Greek art can be traced from its earliest formal inception at about 2500 b.c. in the Cycladic culture and in the Minoan prehistorical civilization on Crete.
Greece was not a country at that time. It was a loose collection of city-states existing along the shores and on the small islands of the Mediterranean.
Western classical art was heavily influenced by Greek, Persian, Etruscan and Phoenician art and traces of its influence can still be found in modern art movements of the 21st century.
Greek art is mainly four forms: architecture, sculpture, painting, pottery and jewellery making.
Greek art can be divided into several periods:
Three main scholarly distinctions of ancient Greek art are the Archaic, Classical and Hellenistic.
The Archaic Period from about 1000 bc continues until the Persian Wars of 448-480 BC and the wars are considered the primary division between Archaic Cycladic & Trojan and the Classical periods.
Alexander the Great in 323 BC is the mark separating the Classical from the Hellenistic period.

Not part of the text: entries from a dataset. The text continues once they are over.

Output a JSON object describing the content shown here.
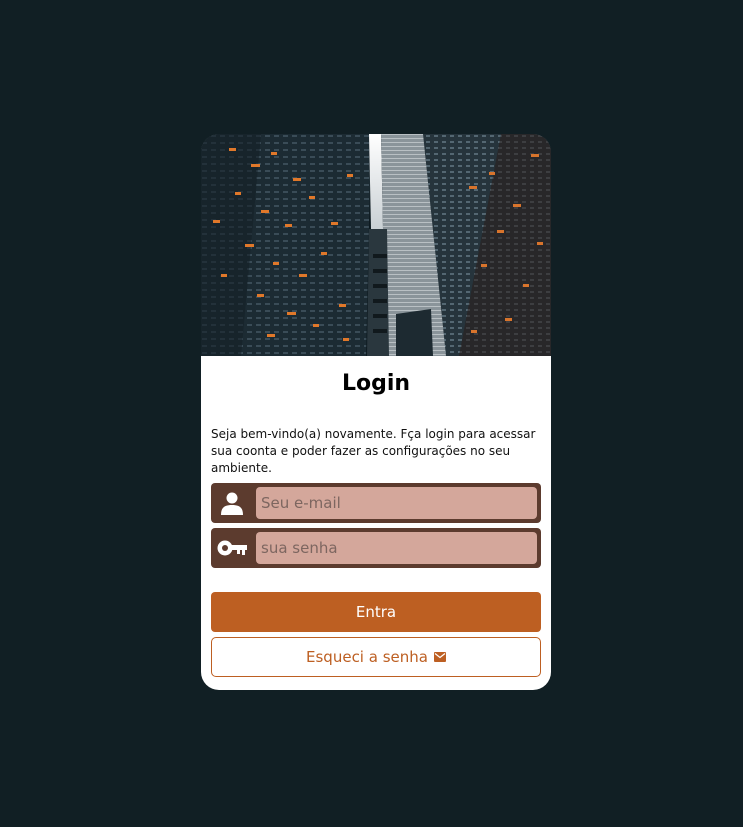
{
  "login": {
    "title": "Login",
    "description": "Seja bem-vindo(a) novamente. Fça login para acessar sua coonta e poder fazer as configurações no seu ambiente.",
    "email_placeholder": "Seu e-mail",
    "password_placeholder": "sua senha",
    "submit_label": "Entra",
    "forgot_label": "Esqueci a senha"
  },
  "icons": {
    "email_field": "user-icon",
    "password_field": "key-icon",
    "forgot_button": "envelope-icon",
    "header": "skyscrapers-photo"
  },
  "colors": {
    "page_background": "#111f24",
    "card_background": "#ffffff",
    "field_frame": "#5c3b2e",
    "field_input": "#d4a79b",
    "accent": "#bd5f22"
  }
}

Much of the ancient Greek art we know only from inferior barbaric and clumsy Roman copies. Many of the art forms and methods used by the Romans were developed by Ancient Greek artists.
All forms of art which included sculpture, landscape, portrait painting, even genre painting—were advanced in Greek times, far more advanced than in their Roman conquerors who merely imitated the Greeks for hundreds of years.

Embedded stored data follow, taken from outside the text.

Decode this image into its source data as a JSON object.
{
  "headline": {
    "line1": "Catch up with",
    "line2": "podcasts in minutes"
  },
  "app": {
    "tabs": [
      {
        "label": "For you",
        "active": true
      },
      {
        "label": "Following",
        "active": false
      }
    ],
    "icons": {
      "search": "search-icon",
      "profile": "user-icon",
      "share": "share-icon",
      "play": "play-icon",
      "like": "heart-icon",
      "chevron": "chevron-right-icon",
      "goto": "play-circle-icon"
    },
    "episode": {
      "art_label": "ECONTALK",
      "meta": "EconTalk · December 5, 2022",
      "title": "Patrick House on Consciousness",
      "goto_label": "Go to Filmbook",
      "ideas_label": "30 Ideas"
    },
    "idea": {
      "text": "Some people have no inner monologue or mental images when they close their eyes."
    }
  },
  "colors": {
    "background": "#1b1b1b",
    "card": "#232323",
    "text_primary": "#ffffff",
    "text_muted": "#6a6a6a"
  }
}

Greek wall art and portraiture has not survived well but existing examples of Greek sculpture and vase painting clearly indicates the superiority of Greek art over Roman.
Masterpieces of art on the level of the earlier Greeks were never fully achieved by Roman artists.

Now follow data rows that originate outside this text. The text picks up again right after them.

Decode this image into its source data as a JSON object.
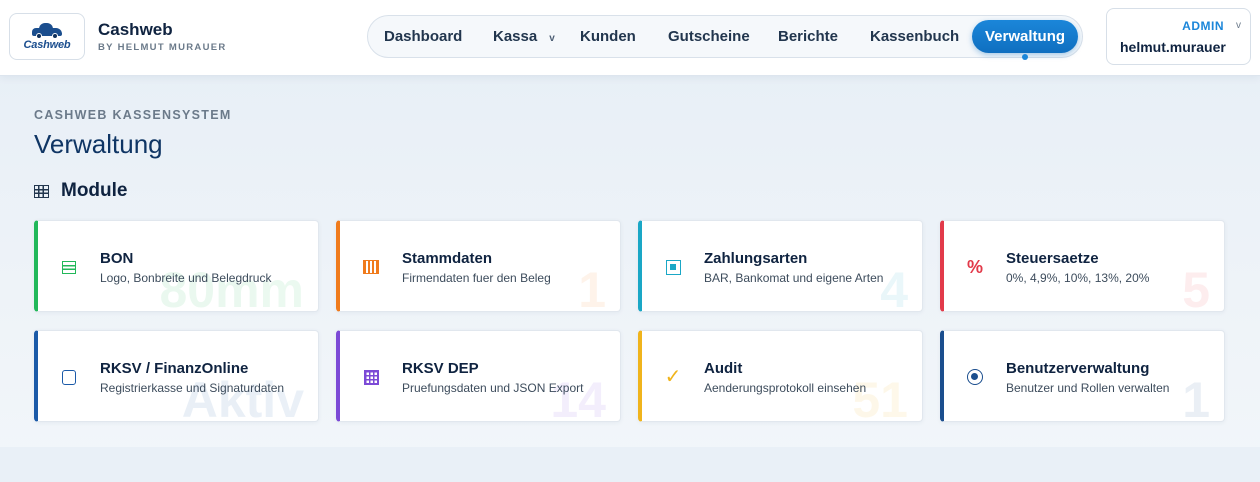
{
  "header": {
    "logo_text": "Cashweb",
    "brand_title": "Cashweb",
    "brand_subtitle": "BY HELMUT MURAUER",
    "nav": [
      {
        "label": "Dashboard"
      },
      {
        "label": "Kassa",
        "caret": "v"
      },
      {
        "label": "Kunden"
      },
      {
        "label": "Gutscheine"
      },
      {
        "label": "Berichte"
      },
      {
        "label": "Kassenbuch"
      },
      {
        "label": "Verwaltung",
        "active": true
      }
    ],
    "user": {
      "role": "ADMIN",
      "caret": "v",
      "name": "helmut.murauer"
    }
  },
  "main": {
    "kicker": "CASHWEB KASSENSYSTEM",
    "title": "Verwaltung",
    "section_icon": "grid-icon",
    "section_title": "Module",
    "cards": [
      {
        "title": "BON",
        "desc": "Logo, Bonbreite und Belegdruck",
        "bg": "80mm",
        "icon": "receipt-icon",
        "color": "#22b85a"
      },
      {
        "title": "Stammdaten",
        "desc": "Firmendaten fuer den Beleg",
        "bg": "1",
        "icon": "barcode-icon",
        "color": "#f07b1c"
      },
      {
        "title": "Zahlungsarten",
        "desc": "BAR, Bankomat und eigene Arten",
        "bg": "4",
        "icon": "payment-icon",
        "color": "#1aa7c6"
      },
      {
        "title": "Steuersaetze",
        "desc": "0%, 4,9%, 10%, 13%, 20%",
        "bg": "5",
        "icon": "percent-icon",
        "icon_glyph": "%",
        "color": "#e23a4a"
      },
      {
        "title": "RKSV / FinanzOnline",
        "desc": "Registrierkasse und Signaturdaten",
        "bg": "Aktiv",
        "icon": "register-icon",
        "color": "#1b5aa8"
      },
      {
        "title": "RKSV DEP",
        "desc": "Pruefungsdaten und JSON Export",
        "bg": "14",
        "icon": "export-grid-icon",
        "color": "#7c4ad6"
      },
      {
        "title": "Audit",
        "desc": "Aenderungsprotokoll einsehen",
        "bg": "51",
        "icon": "check-icon",
        "icon_glyph": "✓",
        "color": "#f0b41c"
      },
      {
        "title": "Benutzerverwaltung",
        "desc": "Benutzer und Rollen verwalten",
        "bg": "1",
        "icon": "user-icon",
        "color": "#1b4e8e"
      }
    ]
  }
}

Peiraikos is singled out by Pliny as one "whose artistry is surpassed by only a very few…He painted barbershops and shoemakers’ stalls, donkeys, vegetables, etcetera, for which reason he came to be known as the ‘painter of vulgar subjects’; yet these works are altogether delightful, and they were typically sold at higher prices than the greatest paintings of many other artists of his time."
The Greeks copied by the Romans were legendary. The most famous Greek artists were Polygnotos, noted for his wall murals, and Apollodoros, the originator of chiaroscuro. Zeuxis and Parrhasius were the originators of "realism" and were the foundational inventors of trompe l’oeil painting.
Skopas, Praxiteles, Phidias, and Lysippos were the foremost sculptors of ancient Greece. Roman artists could draw heavily from the plundered Greek artworks in the Roman capital.